The wild parent would then ensure the chicks could learn the survival skills needed to avoid predators and survive in the wild.
But where to go to get the wild grey partridges to breed with the captive Irish birds in the first place?
This was a big issue for the conservation project. The NPWS wanted to ensure that any partridges imported from abroad for breeding purposes would be genetically as close as possible to our own indigenous grey partridge population.
They examined the DNA of partridges in the UK, France and elsewhere in Europe to find the closest match.
There was total surprise when it transpired that the wild partridge population of Estonia - so far away Eastern Europe - rather than in the UK or France was genetically the closest match to the Irish birds.
And so that is where some of the wild parent birds for breeding have come to Ireland from, Estonia.
When I met up with Padraig O'Donnell in Boora he was bursting with pride about the success of this conservation project and the work of the Irish Grey Partridge Conservation trust.
He said that this year they have bred 580 chicks from 60 parent partridges and all except about 40 are being let out off the wild.
The 40 birds being held back are required for next year's breeding program.
And just as Padraig is speaking, a hen harrier, one of Ireland's most endangered raptors, flies over head scanning for his next meal, a large flock of lapwing birds takes flight in the next field, and three curlews fly across the sky nearby.
Saving the Irish grey partridge in the midlands has clearly been enormously positive for other species there too.
"We are very proud of what the team has achieved here" says Pádraic. The core area at 600 acres is one of our largest actively farmed properties. It is a recognised area of exceptionally high levels of biodiversity.
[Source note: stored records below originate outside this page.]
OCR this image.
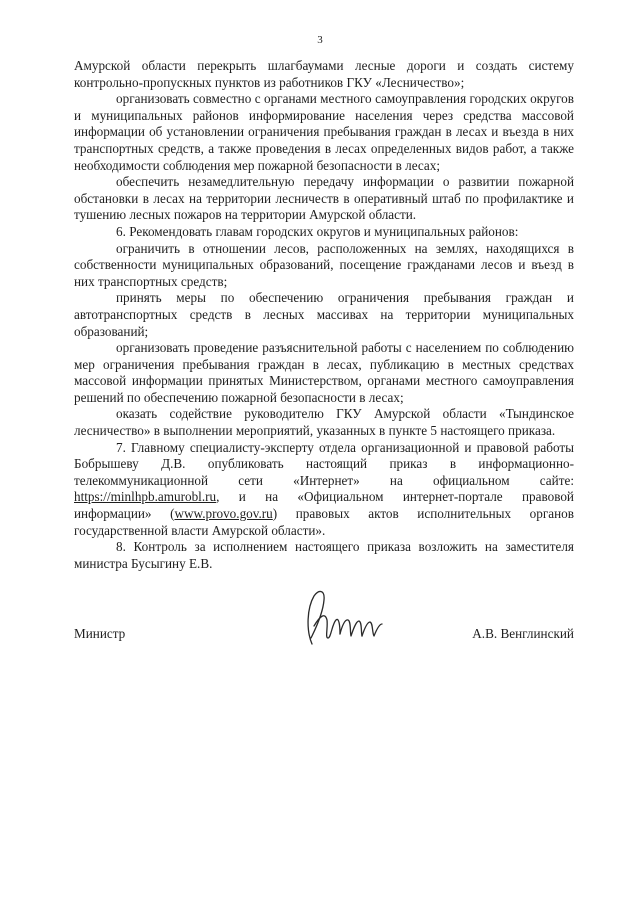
3

Амурской области перекрыть шлагбаумами лесные дороги и создать систему контрольно-пропускных пунктов из работников ГКУ «Лесничество»;

организовать совместно с органами местного самоуправления городских округов и муниципальных районов информирование населения через средства массовой информации об установлении ограничения пребывания граждан в лесах и въезда в них транспортных средств, а также проведения в лесах определенных видов работ, а также необходимости соблюдения мер пожарной безопасности в лесах;

обеспечить незамедлительную передачу информации о развитии пожарной обстановки в лесах на территории лесничеств в оперативный штаб по профилактике и тушению лесных пожаров на территории Амурской области.

6. Рекомендовать главам городских округов и муниципальных районов:

ограничить в отношении лесов, расположенных на землях, находящихся в собственности муниципальных образований, посещение гражданами лесов и въезд в них транспортных средств;

принять меры по обеспечению ограничения пребывания граждан и автотранспортных средств в лесных массивах на территории муниципальных образований;

организовать проведение разъяснительной работы с населением по соблюдению мер ограничения пребывания граждан в лесах, публикацию в местных средствах массовой информации принятых Министерством, органами местного самоуправления решений по обеспечению пожарной безопасности в лесах;

оказать содействие руководителю ГКУ Амурской области «Тындинское лесничество» в выполнении мероприятий, указанных в пункте 5 настоящего приказа.

7. Главному специалисту-эксперту отдела организационной и правовой работы Бобрышеву Д.В. опубликовать настоящий приказ в информационно-телекоммуникационной сети «Интернет» на официальном сайте: https://minlhpb.amurobl.ru, и на «Официальном интернет-портале правовой информации» (www.provo.gov.ru) правовых актов исполнительных органов государственной власти Амурской области».

8. Контроль за исполнением настоящего приказа возложить на заместителя министра Бусыгину Е.В.

Министр	А.В. Венглинский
Many species - whose populations are in significant decline elsewhere - occur here in high numbers, including the Skylark , White Throat and Meadow pipit and the project area hosts the highest concentration of breeding Lapwing in Ireland."
He is particularly grateful to the efforts of the local farmers who have rowed in behind the conservation efforts through participation in the GLAS Agri-Environment scheme.
These farmers have been managing their lands with a view to restoring the habitat for grey partridges.
Padraig said that the Boora conservation site is just 600 acres, but that an area of about 2,500 acres is actually required ensure the partridge have a sufficiently large habitat to be successful.
It could be successful he says without the co-operation of local farmers.
The Minister for Culture, Heritage and the Gaeltacht, Josepha Madigan, has commended the Boora project.
She said the pioneering new techniques in captive breeding and land management that have been developed and used here and are now being used in conservation projects across Ireland and that the conservation effort has also resulted in successful breeding for many other species that have been in decline such as Lapwing, Snipe, Woodcock, Sky Lark and Meadow Pipit.
This she said is a wonderful example of how a strong working partnership between our National Parks and Wildlife Service and the local farming community can lead to the reversal of biodiversity loss and species recovery.